Liability caps can take a variety of forms. They can impose a fixed maximum amount for any claim, which may be a multiple of the fee charged, an aggregate amount for all claims or a combination of the above. Surveyors can also limit the types of loss for which they are liable by appropriately worded exclusion clauses.

As a rule of thumb, the less a surveyor is paid for a job, the lower they will want the liability cap to be. A good example is residential mortgage valuation work, where the fees paid are very low but the potential liability where the surveyor gets it wrong can be disproportionately high.

“Liability caps seek to allocate risk and reward between the surveyor and the client. The RICS is favourably disposed to them and recommends that surveyors use them were legally permissible. ”

The point to keep in mind when considering the level and type of exclusion is 'Is it fair and reasonable?'. If it is, then in the event of a dispute, the courts will uphold the limit. If it isn't, then the clause will be unenforceable and the surveyor will have no contractual limit on their liability.

The test for reasonableness is set out in the Unfair Contract Terms Act 1977. Under this Act, any exclusions or limitations of liability in a standard term contract are of no effect unless they are reasonable. The factors that a Court will consider in determining reasonableness include the relative bargaining position of the parties; whether the customer knew about the limit when the contract was concluded; and which party is better able to protect themselves against the loss suffered, for example by taking out insurance.

Whilst in general there are few restrictions on the limits of liability which surveyors can incorporate in their contracts with other businesses, so long as those limits can be shown to be reasonable, extra care must be taken when seeking to limit or restrict liability in contracts with consumers. This is because any restrictions on liability in consumer contracts may fall foul of the provisions of the Consumer Rights Act 2015, which provides that any term which "causes a significant imbalance in the parties' rights and obligations" will be unfair and therefore unenforceable.

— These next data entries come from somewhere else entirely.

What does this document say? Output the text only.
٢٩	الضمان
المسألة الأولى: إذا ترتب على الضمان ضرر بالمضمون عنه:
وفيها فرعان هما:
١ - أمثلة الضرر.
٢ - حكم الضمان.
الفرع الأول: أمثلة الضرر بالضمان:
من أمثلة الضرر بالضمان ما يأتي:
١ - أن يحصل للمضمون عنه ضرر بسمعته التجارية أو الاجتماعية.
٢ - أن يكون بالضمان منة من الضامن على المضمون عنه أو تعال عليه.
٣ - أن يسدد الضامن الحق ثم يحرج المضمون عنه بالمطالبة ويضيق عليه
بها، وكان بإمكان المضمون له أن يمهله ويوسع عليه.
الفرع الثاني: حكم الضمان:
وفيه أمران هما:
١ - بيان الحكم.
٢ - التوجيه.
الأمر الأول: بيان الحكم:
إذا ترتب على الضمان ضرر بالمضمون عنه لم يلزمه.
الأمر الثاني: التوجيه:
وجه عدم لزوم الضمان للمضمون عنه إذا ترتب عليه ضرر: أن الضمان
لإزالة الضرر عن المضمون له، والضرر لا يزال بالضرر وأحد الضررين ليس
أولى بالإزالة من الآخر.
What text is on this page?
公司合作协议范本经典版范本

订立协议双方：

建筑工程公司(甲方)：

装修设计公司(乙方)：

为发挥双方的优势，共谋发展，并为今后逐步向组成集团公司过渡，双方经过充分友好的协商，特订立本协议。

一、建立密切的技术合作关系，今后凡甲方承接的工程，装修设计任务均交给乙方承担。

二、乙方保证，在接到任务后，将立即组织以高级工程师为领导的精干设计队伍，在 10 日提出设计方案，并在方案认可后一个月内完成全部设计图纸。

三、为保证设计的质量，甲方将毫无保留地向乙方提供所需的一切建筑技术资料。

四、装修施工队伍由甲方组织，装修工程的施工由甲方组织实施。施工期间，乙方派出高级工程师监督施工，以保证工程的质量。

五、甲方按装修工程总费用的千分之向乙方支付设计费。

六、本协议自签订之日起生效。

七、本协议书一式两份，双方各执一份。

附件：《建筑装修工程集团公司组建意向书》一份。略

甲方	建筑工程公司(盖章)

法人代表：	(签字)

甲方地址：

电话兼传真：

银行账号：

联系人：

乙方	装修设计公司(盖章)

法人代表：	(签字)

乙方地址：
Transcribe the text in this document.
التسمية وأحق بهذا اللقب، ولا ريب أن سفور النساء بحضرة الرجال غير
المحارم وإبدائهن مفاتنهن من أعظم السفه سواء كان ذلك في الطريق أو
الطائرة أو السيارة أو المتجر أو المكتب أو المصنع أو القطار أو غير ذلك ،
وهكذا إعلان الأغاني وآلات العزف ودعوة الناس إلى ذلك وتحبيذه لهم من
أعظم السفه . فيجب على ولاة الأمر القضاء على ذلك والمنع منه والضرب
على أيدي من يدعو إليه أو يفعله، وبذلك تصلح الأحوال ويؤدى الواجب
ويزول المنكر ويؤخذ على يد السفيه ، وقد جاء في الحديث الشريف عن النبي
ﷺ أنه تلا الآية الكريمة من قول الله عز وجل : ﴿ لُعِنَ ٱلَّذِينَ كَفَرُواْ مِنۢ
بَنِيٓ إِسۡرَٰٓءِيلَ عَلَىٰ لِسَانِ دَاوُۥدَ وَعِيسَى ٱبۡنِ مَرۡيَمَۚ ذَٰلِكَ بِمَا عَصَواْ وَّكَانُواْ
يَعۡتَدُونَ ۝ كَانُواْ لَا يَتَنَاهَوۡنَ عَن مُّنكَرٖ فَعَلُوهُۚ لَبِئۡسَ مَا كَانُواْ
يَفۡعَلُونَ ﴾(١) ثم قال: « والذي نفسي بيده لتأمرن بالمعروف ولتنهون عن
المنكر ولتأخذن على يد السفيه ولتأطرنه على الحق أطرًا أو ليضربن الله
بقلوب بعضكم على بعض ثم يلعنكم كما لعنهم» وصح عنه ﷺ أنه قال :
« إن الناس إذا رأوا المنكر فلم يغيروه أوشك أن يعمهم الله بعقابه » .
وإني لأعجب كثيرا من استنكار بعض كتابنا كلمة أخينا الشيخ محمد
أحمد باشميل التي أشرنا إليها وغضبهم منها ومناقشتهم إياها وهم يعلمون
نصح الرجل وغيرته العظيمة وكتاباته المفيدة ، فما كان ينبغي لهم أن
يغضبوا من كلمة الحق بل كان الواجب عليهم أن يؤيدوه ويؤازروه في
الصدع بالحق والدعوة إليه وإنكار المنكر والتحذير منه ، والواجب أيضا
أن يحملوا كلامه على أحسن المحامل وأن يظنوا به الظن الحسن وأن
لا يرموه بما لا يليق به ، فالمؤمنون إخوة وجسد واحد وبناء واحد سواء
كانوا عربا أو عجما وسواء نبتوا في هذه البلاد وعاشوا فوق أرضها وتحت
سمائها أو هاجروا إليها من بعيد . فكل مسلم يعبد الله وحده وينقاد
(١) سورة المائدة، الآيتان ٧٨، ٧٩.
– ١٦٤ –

The Act provides an indicative and non-exhaustive list of terms that may be regarded as unfair, including any term that has the object or effect of limiting the legal rights of the consumer in the event of inadequate performance by the party supplying the services.  The Act also makes it clear that, in order to be enforceable, any term must be 'transparent and prominent'. Where a surveyor is seeking to limit their liability when dealing with a consumer, they should not only record the terms of the limit clearly in their contract with that consumer, but should also discuss its effect with the client, so there can be no argument about whether the term meets the test of transparency and prominence.

The RICS has provided examples for each of the limitation clauses we have discussed in this article, in the Guidance Note entitled 'Risk, liability and insurance in valuation work', a copy of which can be accessed here.

All of these terms can help to limit the amount a surveyor has to pay if they are found to have breached their contract. Although it is perhaps an obvious point to make, it is important to ensure that the client has agreed to the retainer letter and the terms and conditions limiting liability before the surveyor starts work. Ideally, the client should be asked to sign a copy of the retainer letter and the terms and conditions confirming they have read and agreed to them and to return this to the surveyor before work starts.

Following these steps will not stop your clients making claims against you, but it may help to keep any claims within proportionate financial limits.